"As an organization, we believe that the diversity of our workforce, which includes different perspectives and creative thought, leads to a stronger and more effective operation. Additionally, the national pastime's history of trailblazing leadership inspires us to ensure that every opportunity for employment is afforded to those who wish to work within our game."
This "competitive" opportunity will place candidates in entry-level roles within one of the MLB clubs and MLB's Central Office in New York. The club-based program will be an 18-to-24-month commitment in a front office or baseball operations role at one of the clubs around the country participating in the program.
Additionally, MLB will offer three entry-level fellowships with a rotational, three-year phase opportunity to: (1) two years in baseball operations, focusing on international operations and scouting, umpiring and on-field rules and regulations; and (2) one year working within the league economics department.
The MLB Diversity Fellowship Program is open to people of color and female candidates. Applicants must be recent graduates (no more than 24 months post-graduation) with either a bachelor's or master's degree or a related advanced degree.
For those candidates interested in the Club Fellowship Program, a commitment of at least 18 months of employment is required at any participating club in which you are placed. Exact locations are up to the discretion of MLB and participating clubs. Candidates interested in the Office of the Commissioner Fellowship Program must commit to at least three years of employment located in New York City.
"This fellowship is unique and special because it's the first foray for us into making a dedicated initiative around really changing the pipeline, to include more people of color and women, especially in the Office of the Commissioner and the club side," said Renee Tirado, MLB's vice president of talent acquisition. "We're looking at the future, we're looking at the business and we know we have to be cutting-edge to get the best talent possible.
"While this is not a one-and-done, this is going to be a lot more robust than we have done in the past. I'm excited that we're doing it this way in such a deliberate and well-thought-out fashion. The fact that I have so much support from the Commissioner and the clubs, it makes a huge difference. This is a top-down approach, so I'm excited."
When asked what happens after the fellowship period ends, Tirado said, "If they deliver on their parts, I can't imagine clubs won't want to keep them. They'll have to put in the time and the work. Baseball is here, and we're ready for all of them.
"This is going to be competitive. These are going to be candidates who have an understanding for the game and want to take it to the next level. The onus is on both sides of the equation to make sure they do well, that we support them along the way. It's not an easy business. The only way to learn is to be in the business of baseball. There's not a book you can pick up and learn."

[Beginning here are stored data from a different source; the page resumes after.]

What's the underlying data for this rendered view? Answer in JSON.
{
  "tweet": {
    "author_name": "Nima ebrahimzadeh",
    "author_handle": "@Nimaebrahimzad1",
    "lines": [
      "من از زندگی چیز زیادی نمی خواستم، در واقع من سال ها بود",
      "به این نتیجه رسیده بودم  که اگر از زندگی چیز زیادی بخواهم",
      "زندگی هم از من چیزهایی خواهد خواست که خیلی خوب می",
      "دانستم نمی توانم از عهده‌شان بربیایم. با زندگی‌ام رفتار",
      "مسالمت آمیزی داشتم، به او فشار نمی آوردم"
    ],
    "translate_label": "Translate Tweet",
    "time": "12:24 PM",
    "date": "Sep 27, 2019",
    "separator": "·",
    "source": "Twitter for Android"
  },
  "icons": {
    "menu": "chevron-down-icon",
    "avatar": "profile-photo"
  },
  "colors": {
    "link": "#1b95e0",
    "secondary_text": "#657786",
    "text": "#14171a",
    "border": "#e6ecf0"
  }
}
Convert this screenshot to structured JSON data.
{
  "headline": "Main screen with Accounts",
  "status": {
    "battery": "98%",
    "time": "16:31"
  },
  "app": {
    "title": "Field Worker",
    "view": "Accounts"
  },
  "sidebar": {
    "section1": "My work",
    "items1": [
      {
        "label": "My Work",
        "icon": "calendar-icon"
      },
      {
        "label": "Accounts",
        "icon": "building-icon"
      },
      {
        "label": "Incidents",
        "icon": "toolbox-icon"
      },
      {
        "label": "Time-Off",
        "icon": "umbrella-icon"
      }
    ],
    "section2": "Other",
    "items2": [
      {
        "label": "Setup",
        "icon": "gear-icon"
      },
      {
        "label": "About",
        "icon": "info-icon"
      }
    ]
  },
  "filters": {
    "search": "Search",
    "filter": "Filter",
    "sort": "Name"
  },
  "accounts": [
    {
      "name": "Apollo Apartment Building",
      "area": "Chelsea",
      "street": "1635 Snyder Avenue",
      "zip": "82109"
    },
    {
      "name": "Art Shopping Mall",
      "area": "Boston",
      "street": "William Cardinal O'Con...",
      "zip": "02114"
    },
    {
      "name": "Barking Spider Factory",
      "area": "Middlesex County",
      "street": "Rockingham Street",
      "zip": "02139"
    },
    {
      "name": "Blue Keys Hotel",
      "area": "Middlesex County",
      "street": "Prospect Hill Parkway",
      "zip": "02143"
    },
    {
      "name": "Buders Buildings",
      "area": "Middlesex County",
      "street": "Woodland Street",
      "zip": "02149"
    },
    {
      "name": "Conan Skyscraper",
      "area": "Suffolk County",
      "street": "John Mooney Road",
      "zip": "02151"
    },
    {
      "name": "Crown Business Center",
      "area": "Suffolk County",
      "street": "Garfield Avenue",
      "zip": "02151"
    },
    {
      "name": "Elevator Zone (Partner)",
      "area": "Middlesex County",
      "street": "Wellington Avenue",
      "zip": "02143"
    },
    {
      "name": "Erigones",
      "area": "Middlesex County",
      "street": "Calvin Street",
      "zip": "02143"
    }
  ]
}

Manfred cited the legacies left by such diverse baseball officials as Bill Lucas, Bob Watson, Tony Reagins, Jean Afterman, Kim Ng, Ken Williams, Michael Hill, Al Avila and Farhan Zaidi. Club executives praised the new program, citing the positive impact on front offices strategically while also upholding a responsibility to build on the legacy established by pioneers.
"MLB's Diversity Fellowship Program is a tremendous opportunity to expose and educate our future leaders to what it takes to operate within our great game," said Hill, the Marlins' president of baseball operations. "I am hopeful that the program will provide opportunities for more women and people of color to build a foundation and legacy that will impact our game from front office and baseball operations leadership roles for many years to come."
"In my 16 seasons as an assistant GM at the Yankees, I have been fortunate to speak with many, many young people about jobs in Major League Baseball front office operations," said Afterman, the Yankees' senior vice president and assistant GM. "When I speak with women, the response has usually been that, 'I didn't think there was any chance for me there.' MLB's Diversity Fellowship Program not only highlights that there is, and should always have been, a place for women in baseball operations front offices, but more so, that Major League Baseball is committed to creating front offices that are places where women and diverse candidates can find meaningful work and enhance our sport in the process."
"Everyone with the Detroit Tigers, especially me, is thrilled to be participating in the Diversity Fellowship Program," said Avila, Detroit's executive vice president of baseball operations and general manager. "As a general manager of Cuban decent, I have a first-hand perspective of how impactful diversity can be to an organization. We enjoy a community comprised of many different backgrounds and ideas here in Detroit, and we do our best to identify the best talent for the front office, player development, scouting and major and minor league coaching staffs."